With 15 delegates traveling to Rikuzentakata in June, some local controversy has erupted on social media as to the appropriateness of using city funds to send four delegates to Rikuzentakata, Japan for tsunami-related training and a ceremony to sign the sister city agreement there.
Mayor Blake Inscore was on vacation in Boston this week and said he had heard about the issue, and said the council’s action was done in public and above-board.
“If people disagree with something we’re doing, they should come to the meetings and not respond after the fact on Facebook,” he said. “If you disagree, maybe you can change the minds of three council members.”
Inscore said he strongly believes the sister city relationship will have many benefits to Crescent City, not only in disaster planning, but in friendship.
However, not all of the delegates are being paid for with city travel funds, and the $12,000 cost pales in comparison to what Rikuzentakata has spent on the sister city relationship to date.
From the city
At the last regular meeting May 7, the City Council voted 4-0, with Councilor Jason Greenough absent, to spend $12,000 to send four city ambassadors to Rikuzentakata for training and to take part in Rikuzentakata’s sister city signing ceremony.
Inscore, Council member and Fire Battalion Chief Darrin Short, City Manager Eric Wier, and Finance Director Linda Leaver, for $3,000 each.
From the county
Three county delegates, Supervisor Chair Chris Howard, Sheriff’s Commander Bill Steven, and Health and Human Services Director Heather Snow are going to Rikuzentakata and paying for the trip from the board’s travel and training budget.

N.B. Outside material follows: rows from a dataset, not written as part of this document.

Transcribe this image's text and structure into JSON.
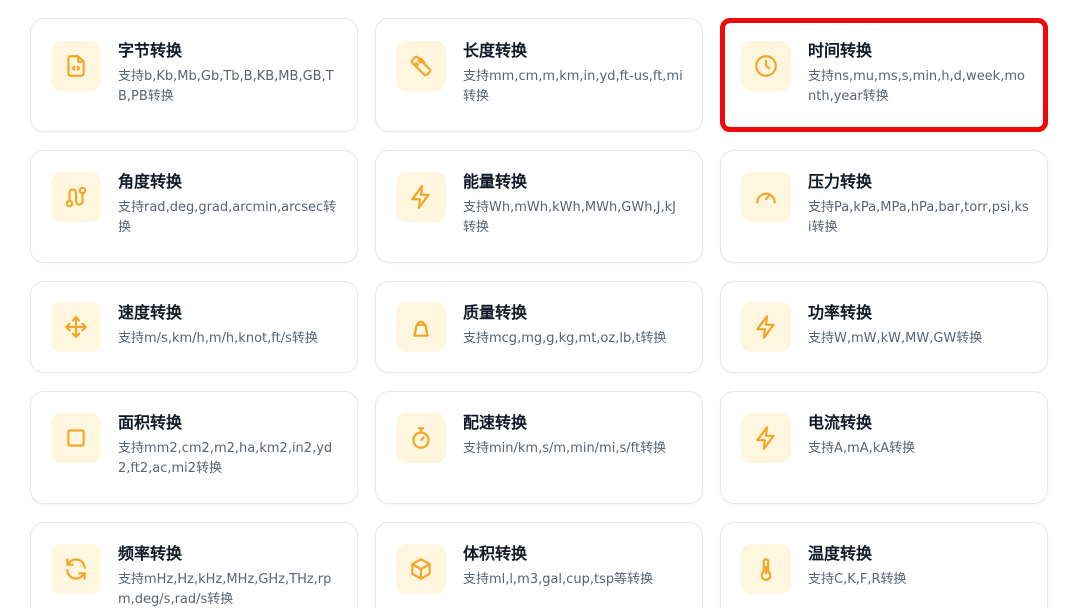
{
  "accent_color": "#f5a524",
  "icon_bg_color": "#fff6e0",
  "highlight_color": "#ee0a0a",
  "cards": [
    {
      "title": "字节转换",
      "desc": "支持b,Kb,Mb,Gb,Tb,B,KB,MB,GB,TB,PB转换",
      "icon": "file-code-icon"
    },
    {
      "title": "长度转换",
      "desc": "支持mm,cm,m,km,in,yd,ft-us,ft,mi转换",
      "icon": "ruler-icon"
    },
    {
      "title": "时间转换",
      "desc": "支持ns,mu,ms,s,min,h,d,week,month,year转换",
      "icon": "clock-icon",
      "selected": true
    },
    {
      "title": "角度转换",
      "desc": "支持rad,deg,grad,arcmin,arcsec转换",
      "icon": "route-icon"
    },
    {
      "title": "能量转换",
      "desc": "支持Wh,mWh,kWh,MWh,GWh,J,kJ转换",
      "icon": "lightning-icon"
    },
    {
      "title": "压力转换",
      "desc": "支持Pa,kPa,MPa,hPa,bar,torr,psi,ksi转换",
      "icon": "gauge-icon"
    },
    {
      "title": "速度转换",
      "desc": "支持m/s,km/h,m/h,knot,ft/s转换",
      "icon": "move-arrows-icon"
    },
    {
      "title": "质量转换",
      "desc": "支持mcg,mg,g,kg,mt,oz,lb,t转换",
      "icon": "weight-icon"
    },
    {
      "title": "功率转换",
      "desc": "支持W,mW,kW,MW,GW转换",
      "icon": "lightning-icon"
    },
    {
      "title": "面积转换",
      "desc": "支持mm2,cm2,m2,ha,km2,in2,yd2,ft2,ac,mi2转换",
      "icon": "square-icon"
    },
    {
      "title": "配速转换",
      "desc": "支持min/km,s/m,min/mi,s/ft转换",
      "icon": "stopwatch-icon"
    },
    {
      "title": "电流转换",
      "desc": "支持A,mA,kA转换",
      "icon": "lightning-icon"
    },
    {
      "title": "频率转换",
      "desc": "支持mHz,Hz,kHz,MHz,GHz,THz,rpm,deg/s,rad/s转换",
      "icon": "refresh-icon"
    },
    {
      "title": "体积转换",
      "desc": "支持ml,l,m3,gal,cup,tsp等转换",
      "icon": "cube-icon"
    },
    {
      "title": "温度转换",
      "desc": "支持C,K,F,R转换",
      "icon": "thermometer-icon"
    }
  ]
}
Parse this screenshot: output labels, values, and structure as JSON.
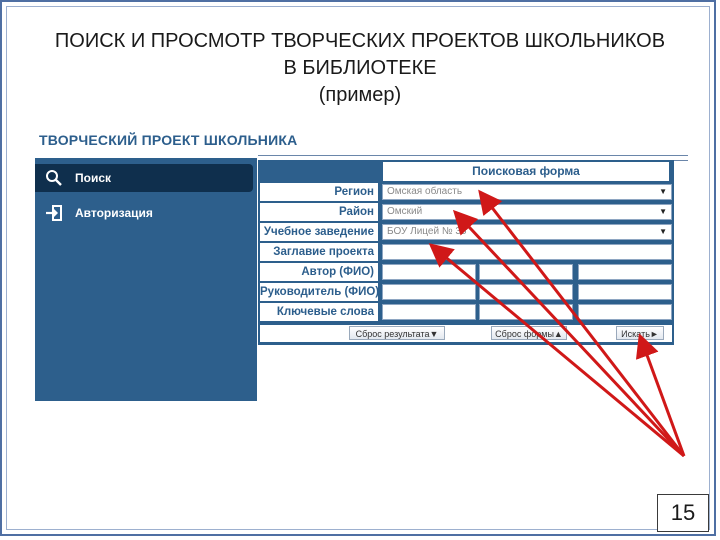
{
  "slide": {
    "title_line1": "ПОИСК И ПРОСМОТР ТВОРЧЕСКИХ ПРОЕКТОВ ШКОЛЬНИКОВ",
    "title_line2": "В БИБЛИОТЕКЕ",
    "title_line3": "(пример)",
    "page_number": "15"
  },
  "site": {
    "title": "ТВОРЧЕСКИЙ ПРОЕКТ ШКОЛЬНИКА"
  },
  "sidebar": {
    "items": [
      {
        "label": "Поиск",
        "icon": "search-icon",
        "active": true
      },
      {
        "label": "Авторизация",
        "icon": "login-icon",
        "active": false
      }
    ]
  },
  "search_form": {
    "header": "Поисковая форма",
    "fields": {
      "region": {
        "label": "Регион",
        "value": "Омская область"
      },
      "district": {
        "label": "Район",
        "value": "Омский"
      },
      "institution": {
        "label": "Учебное заведение",
        "value": "БОУ Лицей № 35"
      },
      "project_title": {
        "label": "Заглавие проекта",
        "value": ""
      },
      "author": {
        "label": "Автор (ФИО)"
      },
      "supervisor": {
        "label": "Руководитель (ФИО)"
      },
      "keywords": {
        "label": "Ключевые слова"
      }
    },
    "buttons": {
      "reset_results": "Сброс результата▼",
      "reset_form": "Сброс формы▲",
      "search": "Искать►"
    }
  },
  "colors": {
    "brand_blue": "#2d5f8c",
    "active_item": "#0f2f4d",
    "annotation_arrow": "#d01818"
  }
}
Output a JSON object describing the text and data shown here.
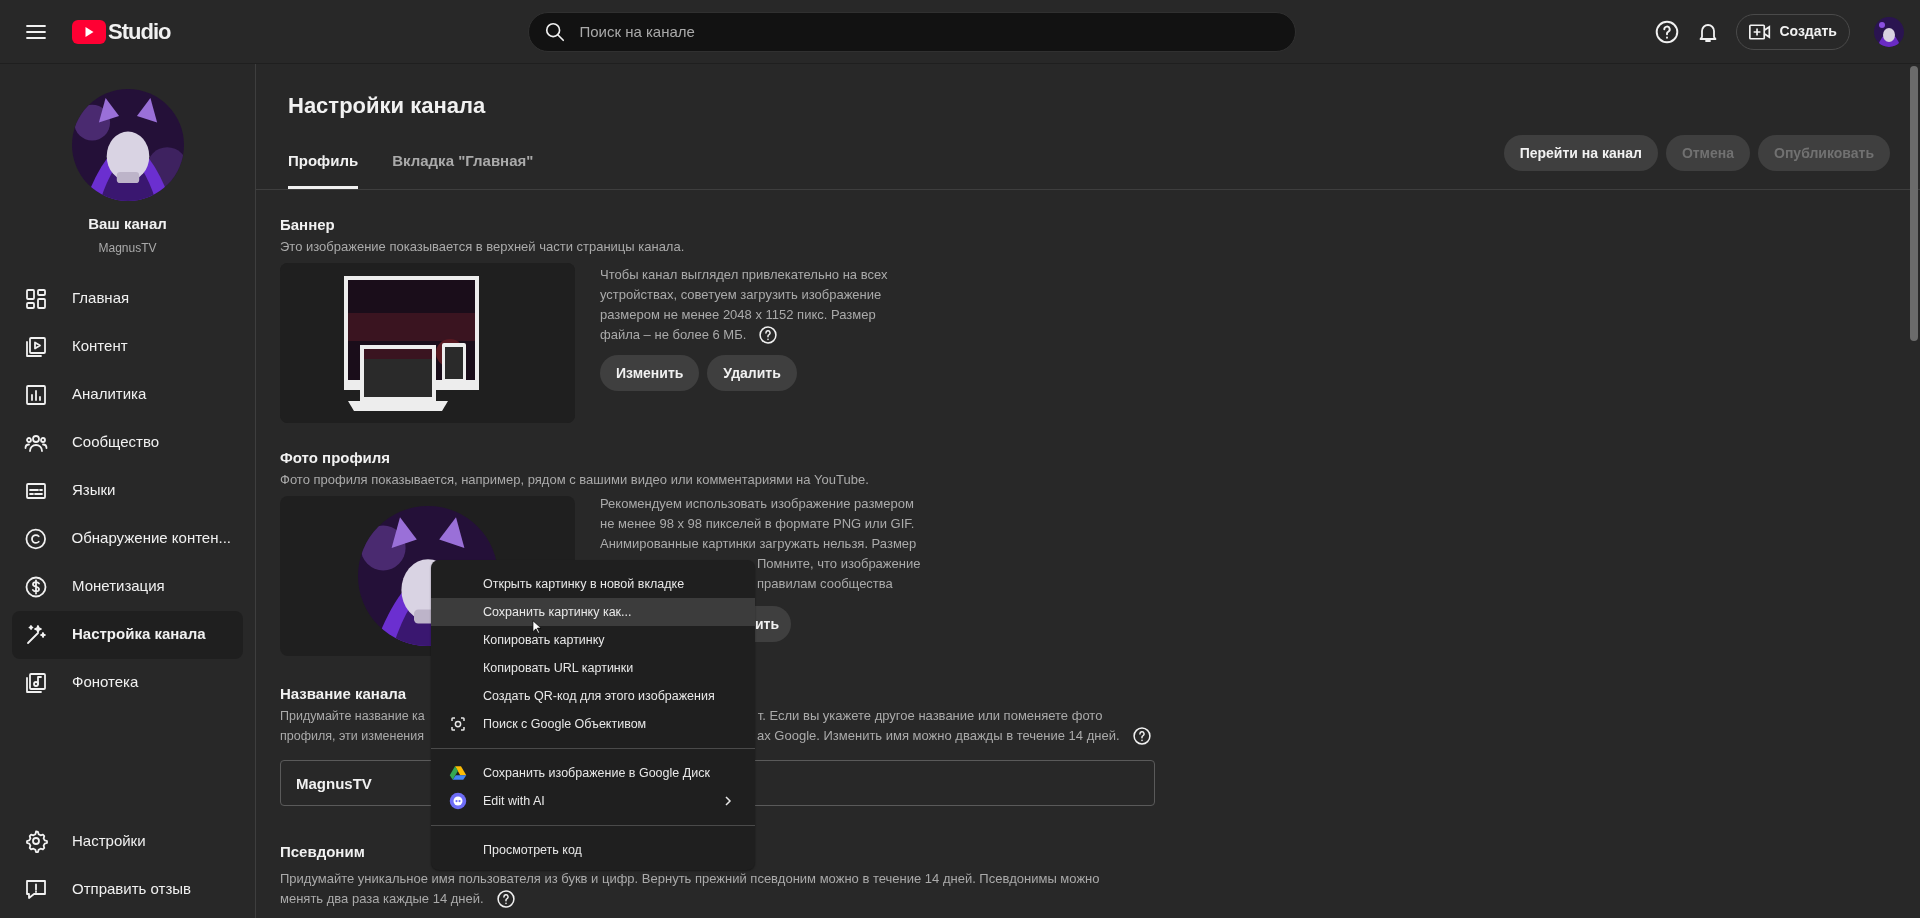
{
  "topbar": {
    "logo_text": "Studio",
    "search": {
      "placeholder": "Поиск на канале"
    },
    "create_label": "Создать"
  },
  "sidebar": {
    "channel_title": "Ваш канал",
    "channel_handle": "MagnusTV",
    "items": [
      {
        "label": "Главная",
        "selected": false
      },
      {
        "label": "Контент",
        "selected": false
      },
      {
        "label": "Аналитика",
        "selected": false
      },
      {
        "label": "Сообщество",
        "selected": false
      },
      {
        "label": "Языки",
        "selected": false
      },
      {
        "label": "Обнаружение контен...",
        "selected": false
      },
      {
        "label": "Монетизация",
        "selected": false
      },
      {
        "label": "Настройка канала",
        "selected": true
      },
      {
        "label": "Фонотека",
        "selected": false
      }
    ],
    "bottom_items": [
      {
        "label": "Настройки"
      },
      {
        "label": "Отправить отзыв"
      }
    ]
  },
  "page": {
    "title": "Настройки канала",
    "tabs": [
      {
        "label": "Профиль",
        "selected": true
      },
      {
        "label": "Вкладка \"Главная\"",
        "selected": false
      }
    ],
    "actions": [
      {
        "label": "Перейти на канал",
        "disabled": false
      },
      {
        "label": "Отмена",
        "disabled": true
      },
      {
        "label": "Опубликовать",
        "disabled": true
      }
    ]
  },
  "banner": {
    "heading": "Баннер",
    "description": "Это изображение показывается в верхней части страницы канала.",
    "info_lines": [
      "Чтобы канал выглядел привлекательно на всех",
      "устройствах, советуем загрузить изображение",
      "размером не менее 2048 x 1152 пикс. Размер",
      "файла – не более 6 МБ."
    ],
    "buttons": [
      "Изменить",
      "Удалить"
    ]
  },
  "profile_photo": {
    "heading": "Фото профиля",
    "description": "Фото профиля показывается, например, рядом с вашими видео или комментариями на YouTube.",
    "info_lines": [
      "Рекомендуем использовать изображение размером",
      "не менее 98 x 98 пикселей в формате PNG или GIF.",
      "Анимированные картинки загружать нельзя. Размер"
    ],
    "info_fragments": [
      "Помните, что изображение",
      "правилам сообщества"
    ],
    "button_fragment": "ить"
  },
  "channel_name": {
    "heading": "Название канала",
    "description_lines": [
      {
        "left": "Придумайте название ка",
        "right": "т. Если вы укажете другое название или поменяете фото"
      },
      {
        "left": "профиля, эти изменения",
        "right": "ах Google. Изменить имя можно дважды в течение 14 дней."
      }
    ],
    "value": "MagnusTV"
  },
  "handle": {
    "heading": "Псевдоним",
    "description_lines": [
      "Придумайте уникальное имя пользователя из букв и цифр. Вернуть прежний псевдоним можно в течение 14 дней. Псевдонимы можно",
      "менять два раза каждые 14 дней."
    ]
  },
  "context_menu": {
    "groups": [
      [
        {
          "label": "Открыть картинку в новой вкладке",
          "highlighted": false,
          "submenu": false
        },
        {
          "label": "Сохранить картинку как...",
          "highlighted": true,
          "submenu": false
        },
        {
          "label": "Копировать картинку",
          "highlighted": false,
          "submenu": false
        },
        {
          "label": "Копировать URL картинки",
          "highlighted": false,
          "submenu": false
        },
        {
          "label": "Создать QR-код для этого изображения",
          "highlighted": false,
          "submenu": false
        },
        {
          "label": "Поиск с Google Объективом",
          "highlighted": false,
          "submenu": false
        }
      ],
      [
        {
          "label": "Сохранить изображение в Google Диск",
          "highlighted": false,
          "submenu": false
        },
        {
          "label": "Edit with AI",
          "highlighted": false,
          "submenu": true
        }
      ],
      [
        {
          "label": "Просмотреть код",
          "highlighted": false,
          "submenu": false
        }
      ]
    ]
  }
}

County Counsel Elizabeth Cable was to go, but has since declined citing a scheduling conflict.
Exact allocations are not yet known, as each county department head determines the amount to be used.
However, the round-trip cost to fly Contour Airlines to Oakland is $138 and the round trip United Airlines flight to Tokyo is $2,125. Travel connections between Oakland and San Francisco Airport were estimated at $60. The rail pass from Tokyo costs $184. Delegates will need to pay for one night of lodging in Tokyo June 22, estimated at about $100. The connection to Narita is estimated at $30 and meals en route are expected to cost around $80 total.
The total travel cost was estimated at $2,717 with Rikuzentakata covering meals and lodging for delegates while there.
The County Supervisors budget sets aside $35,000 for travel and training, $23,789 was used last year, leaving $11,210.
County CAO Jay Sarina explained that city staff and the board have the annual appropriation for travel and training.
He said once the board approves each year’s budget, the funds are then available to use as each board administrator sees fit.
Howard’s expenses were approved by the board on May 8 as a consent calendar item on the day’s agenda.
Sarina said the expenditures are very typical of each department and with over 150 employees, the county has people traveling constantly.
From the school district
Del Norte High School student Samantha Fuller is the president of the Japan Club but is also the student trustee on the school’s board. Colleen Parker was the principal when the sister school effort began and was deemed best to represent the district. DNCUSD Superintendent Jeff Harris said the County Office of Education, not the school district, provided the funding for the airfare and train pass for Fuller and Parker.
On their own dime
Robyn Parker, a teacher at Sunset High School, is paying her own way on the trip and is not representing the school district or the county, Harris said.
Lenea Inscore, Annette Short and Lisa Howard are also paying their own way.
... and finally
The nonprofit California Redwoods Art Association allocated $2,717 so that Nancy Sander could attend and document the sister city signing ceremony.
What they’ve spent
City Manager Eric Wier said the dollar amounts have not been tallied to determine how much the City of Rikuzentakata has spent hosting Crescent City delegates to date. He estimated that the two previous trips transported, housed and fed 16 people for several days. Travel costs alone, at an estimated $2,500 per person, come to $40,000.
“I’d say the total they have spent to have us there well exceeds $50,000,” he said.
Inscore, who was in Boston on vacation this week, said the Japanese delegation of 20 people paid for their travel to Crescent City for the April 16 ceremony, but their local travel and lodging was paid for using grant funding. Another $2,500 grant paid for the ceremony in the Cultural Center, he said.